6) Standards and “Sources of Discipline” (Because capability without governance is how industries get burned)
ICC/ESOMAR International Code on Market, Opinion and Social Research and Data Analytics (2017 revision)
- What it is. A global professional code that sets baseline expectations for ethical conduct, transparency, and responsibilities in research and data analytics.
- Main takeaways. (i) Don’t misrepresent methods; (ii) respect participants and data; (iii) maintain professional integrity and confidentiality.
- Why it matters. Synthetic market research should inherit these norms explicitly, especially around disclosure and avoidance of deceptive reporting.
- What it unlocked. A shared ethical “floor” that can be extended into synthetic-specific standards (validation, auditability, model governance).
ESOMAR “20 Questions” to Help Buyers of AI-based Services for Market Research and Insights
- What it is. A structured procurement and due-diligence checklist focused on AI-based research services, aimed at forcing clarity on data governance, oversight, and ethical commitments.

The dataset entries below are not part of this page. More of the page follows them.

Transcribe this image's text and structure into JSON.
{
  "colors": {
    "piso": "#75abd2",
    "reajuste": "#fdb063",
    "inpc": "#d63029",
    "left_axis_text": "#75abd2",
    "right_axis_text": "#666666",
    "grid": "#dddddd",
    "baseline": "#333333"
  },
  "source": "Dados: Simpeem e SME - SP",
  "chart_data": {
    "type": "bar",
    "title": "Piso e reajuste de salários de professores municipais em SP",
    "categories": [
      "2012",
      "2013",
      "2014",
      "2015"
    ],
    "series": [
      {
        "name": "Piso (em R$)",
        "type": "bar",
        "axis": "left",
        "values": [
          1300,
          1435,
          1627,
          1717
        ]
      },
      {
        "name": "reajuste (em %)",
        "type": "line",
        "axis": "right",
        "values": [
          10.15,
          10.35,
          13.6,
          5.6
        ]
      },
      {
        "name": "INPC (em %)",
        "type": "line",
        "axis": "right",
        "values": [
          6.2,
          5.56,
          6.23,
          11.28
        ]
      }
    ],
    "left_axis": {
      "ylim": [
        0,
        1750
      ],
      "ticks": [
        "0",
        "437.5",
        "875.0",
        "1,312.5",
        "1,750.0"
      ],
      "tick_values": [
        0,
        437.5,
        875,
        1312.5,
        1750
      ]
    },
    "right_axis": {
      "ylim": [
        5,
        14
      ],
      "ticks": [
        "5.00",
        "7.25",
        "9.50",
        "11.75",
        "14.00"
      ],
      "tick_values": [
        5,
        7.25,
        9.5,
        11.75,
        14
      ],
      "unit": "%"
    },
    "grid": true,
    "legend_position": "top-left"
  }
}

- Main takeaways. (i) Buyers should demand explainability about data, models, and oversight; (ii) “ethics statements” must be tied to operational controls; (iii) governance and QA are part of product quality.
- Why it matters. Synthetic market research is becoming vendorised. This checklist is a practical lever to prevent “black-box synthetic insights” from entering enterprises unvetted.
- What it unlocked. A concrete purchasing discipline that can evolve into formal standards.
MRS Code of Conduct (2023)
- What it is. A major national professional code (UK) that operationalises ethical standards for research practice.
- Main takeaways. (i) Integrity, transparency, and duty of care; (ii) clear responsibilities in handling data and reporting; (iii) professional accountability.
- Why it matters. If synthetic market research is to be trusted, it needs to be legible within existing research ethics regimes, not treated as an exemption.
- What it unlocked. A compliance-ready reference point for building internal SOPs (disclosure templates, audit trails, complaint handling).
Closing Notes: What “Top Papers” Tell You About Building a Responsible Synthetic Research Stack
- Evaluation is the centre of gravity. The strongest trend across this literature is a move from “plausible outputs” to measurable distributional alignment, robustness testing, and downstream utility evaluation.
- Representation is an empirical question. Papers like OpinionQA and GlobalOpinionQA show that “whose perspectives” are reflected cannot be assumed; it must be measured per topic, region, and model version.
- Digital-twin rhetoric demands architecture. Agent papers highlight that longitudinal coherence requires memory, state, and explicit modelling choices-otherwise “twins” are merely chat prompts with demographics.
- Standards are not optional. The more synthetic methods influence real decisions, the more they must inherit the discipline of market research ethics (disclosure, integrity) and the discipline of model risk management (validation, auditability).
- Pair capability papers (generation/simulation) with constraint papers (evaluation/standards).
- Representation is measurable: use survey-aligned datasets to check alignment and drift.
- Digital twins need architecture (memory, state, validation), not just demographics in a prompt.
- Benchmarking and TSTR-style tests keep “plausible” outputs honest.
- Professional codes (ICC/ESOMAR, MRS) are the ethical floor-extend them for synthetic systems.